We share reviews of our upcoming films from time to time to get the word out in the world that this film is worth your money. When QUAD’s facilities officer Daryn Shepherd mentioned that he’d been to LA (Really? He never bloody mentioned it!!) and had seen a screening of this classic, we immediately
bullied, coerced, asked politely that he should write a short review for the Fringes blog. That was then, this is now and here it is.
The demented killer “Mother Face” is on the loose again, this time killing from the psychiatrist’s chair. The soft focus delight of a spring morning turns dark, the curtains drenched in blood. Then comes a bit of tape hiss, some tracking issues and then the commercials start. Thus begins 5-Second films long gestating comedy horror project “Dude Bro Party Massacre II” a delirious mixed media assault on the senses, bringing to mind the work of Astron-6 (makers of the films Father’s Day and Manborg) and coming off as a slightly more tongue in cheek, less noxious Troma.

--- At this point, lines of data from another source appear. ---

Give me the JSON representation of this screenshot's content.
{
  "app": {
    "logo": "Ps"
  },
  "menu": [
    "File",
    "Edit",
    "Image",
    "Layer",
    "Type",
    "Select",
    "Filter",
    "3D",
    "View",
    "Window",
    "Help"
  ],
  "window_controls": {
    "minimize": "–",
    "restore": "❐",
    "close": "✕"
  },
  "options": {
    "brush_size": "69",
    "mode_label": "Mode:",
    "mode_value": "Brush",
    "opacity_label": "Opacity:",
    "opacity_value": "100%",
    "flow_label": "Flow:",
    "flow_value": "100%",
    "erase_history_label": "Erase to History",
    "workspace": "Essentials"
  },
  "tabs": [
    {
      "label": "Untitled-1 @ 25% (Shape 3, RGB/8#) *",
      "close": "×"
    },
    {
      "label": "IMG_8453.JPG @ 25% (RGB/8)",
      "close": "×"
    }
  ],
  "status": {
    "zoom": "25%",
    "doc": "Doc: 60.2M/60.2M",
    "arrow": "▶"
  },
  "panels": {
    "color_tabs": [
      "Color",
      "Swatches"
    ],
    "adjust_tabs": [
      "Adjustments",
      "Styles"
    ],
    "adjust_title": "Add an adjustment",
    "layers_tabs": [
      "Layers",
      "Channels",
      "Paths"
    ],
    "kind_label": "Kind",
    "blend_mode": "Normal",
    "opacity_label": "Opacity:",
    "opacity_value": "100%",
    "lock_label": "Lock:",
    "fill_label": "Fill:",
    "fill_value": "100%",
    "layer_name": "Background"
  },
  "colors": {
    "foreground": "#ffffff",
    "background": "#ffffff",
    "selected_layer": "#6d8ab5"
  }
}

The framing device here is that DBPM3 is a banned film, surviving today only as a VHS tape recorded by a teenager from a late night television station. This sort of idea has been done before but rarely as deliriously and as stacked with fun, absurd cameos. Larry King, Andrew WK, The Room’s Greg Sestero and Patton Oswalt all make appearances with the latter two serving up some of the best moments as the head of the fraternity that the protagonist must pledge to in order to solve the mystery of his twin brother (phew!) and the local police chief/ cult leader. All the familiar tropes are suitably taken to task but the film is at its best when it launches into full absurdity, with a recurring joke about a “bag of oranges” being the most memorable, leading the film to a series of jaw dropping false climaxes.

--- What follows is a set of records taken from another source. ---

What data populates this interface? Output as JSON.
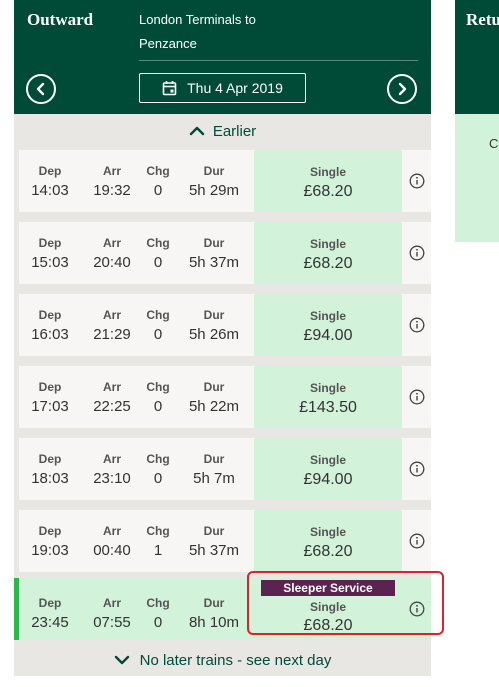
{
  "outward": {
    "title": "Outward",
    "route_line1": "London Terminals to",
    "route_line2": "Penzance",
    "date": "Thu 4 Apr 2019",
    "earlier_label": "Earlier",
    "later_label": "No later trains - see next day"
  },
  "return": {
    "title": "Return",
    "body_text": "Choose"
  },
  "labels": {
    "dep": "Dep",
    "arr": "Arr",
    "chg": "Chg",
    "dur": "Dur"
  },
  "journeys": [
    {
      "dep": "14:03",
      "arr": "19:32",
      "chg": "0",
      "dur": "5h 29m",
      "fare_type": "Single",
      "price": "£68.20"
    },
    {
      "dep": "15:03",
      "arr": "20:40",
      "chg": "0",
      "dur": "5h 37m",
      "fare_type": "Single",
      "price": "£68.20"
    },
    {
      "dep": "16:03",
      "arr": "21:29",
      "chg": "0",
      "dur": "5h 26m",
      "fare_type": "Single",
      "price": "£94.00"
    },
    {
      "dep": "17:03",
      "arr": "22:25",
      "chg": "0",
      "dur": "5h 22m",
      "fare_type": "Single",
      "price": "£143.50"
    },
    {
      "dep": "18:03",
      "arr": "23:10",
      "chg": "0",
      "dur": "5h 7m",
      "fare_type": "Single",
      "price": "£94.00"
    },
    {
      "dep": "19:03",
      "arr": "00:40",
      "chg": "1",
      "dur": "5h 37m",
      "fare_type": "Single",
      "price": "£68.20"
    },
    {
      "dep": "23:45",
      "arr": "07:55",
      "chg": "0",
      "dur": "8h 10m",
      "fare_type": "Single",
      "price": "£68.20",
      "badge": "Sleeper Service",
      "selected": true
    }
  ],
  "colors": {
    "brand_green": "#004b37",
    "fare_green": "#d2f2d9",
    "selected_bar": "#2db84b",
    "sleeper_badge": "#5a2350",
    "highlight_red": "#e0202a"
  },
  "icons": {
    "prev": "chevron-left-icon",
    "next": "chevron-right-icon",
    "calendar": "calendar-icon",
    "earlier": "chevron-up-icon",
    "later": "chevron-down-icon",
    "info": "info-icon"
  }
}
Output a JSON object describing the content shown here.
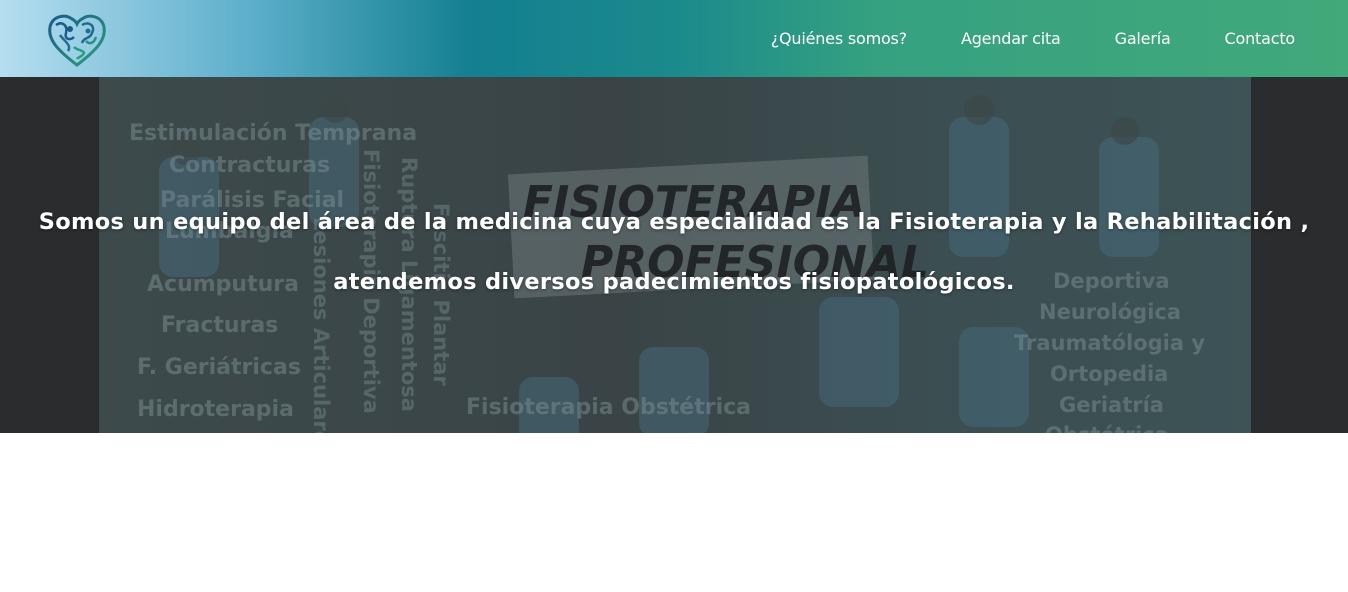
{
  "header": {
    "logo_icon": "heart-anatomy-logo-icon",
    "nav": [
      {
        "label": "¿Quiénes somos?"
      },
      {
        "label": "Agendar cita"
      },
      {
        "label": "Galería"
      },
      {
        "label": "Contacto"
      }
    ]
  },
  "hero": {
    "line1": "Somos un equipo del área de la medicina cuya especialidad es la Fisioterapia y la Rehabilitación ,",
    "line2": "atendemos diversos padecimientos fisiopatológicos.",
    "background_image": {
      "title_line1": "FISIOTERAPIA",
      "title_line2": "PROFESIONAL",
      "left_words": [
        "Estimulación Temprana",
        "Contracturas",
        "Parálisis Facial",
        "Lumbalgia",
        "Acumputura",
        "Fracturas",
        "F. Geriátricas",
        "Hidroterapia"
      ],
      "vertical_words": [
        "Lesiones Articulares",
        "Fisioterapia Deportiva",
        "Ruptura Ligamentosa",
        "Fascitis Plantar"
      ],
      "bottom_word": "Fisioterapia Obstétrica",
      "right_words": [
        "Deportiva",
        "Neurológica",
        "Traumatólogia y",
        "Ortopedia",
        "Geriatría",
        "Obstétrica"
      ]
    }
  },
  "colors": {
    "nav_gradient_start": "#b6def0",
    "nav_gradient_mid": "#137f90",
    "nav_gradient_end": "#41a97a",
    "hero_overlay": "#2a2c2e",
    "text": "#ffffff"
  }
}
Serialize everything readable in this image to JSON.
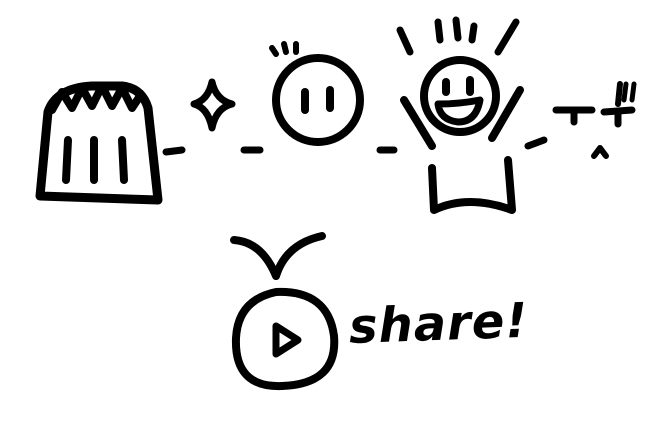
{
  "drawing": {
    "steps": [
      {
        "icon": "basket-with-zigzag-icon"
      },
      {
        "icon": "sparkle-icon"
      },
      {
        "icon": "surprised-face-icon"
      },
      {
        "icon": "excited-cheering-figure-icon"
      },
      {
        "icon": "exclamation-marks-icon"
      }
    ],
    "arrow_icon": "curved-arrow-down-icon",
    "play_icon": "play-button-icon",
    "share_label": "share!",
    "stroke_color": "#000000",
    "background_color": "#ffffff"
  }
}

Special attention should be paid to cast member and writer Brian Firenzi as the tragic Officer Sminkle. What little emotional heft the film manages to undercut its gleeful stupidity with is centred on him. He really nails big scenes and delivering most of the film’s most successful jokes. The film truly casts its net wide and benefits from having multiple writers with different perspectives on its subject matter, avoiding the pitfalls of many parody films with large writer’s rooms; you really feel everyone involved has their own unique ideas to bring to the table, meaning the film feels fresh and is never boring. You will leave giggling, or you won’t leave at all!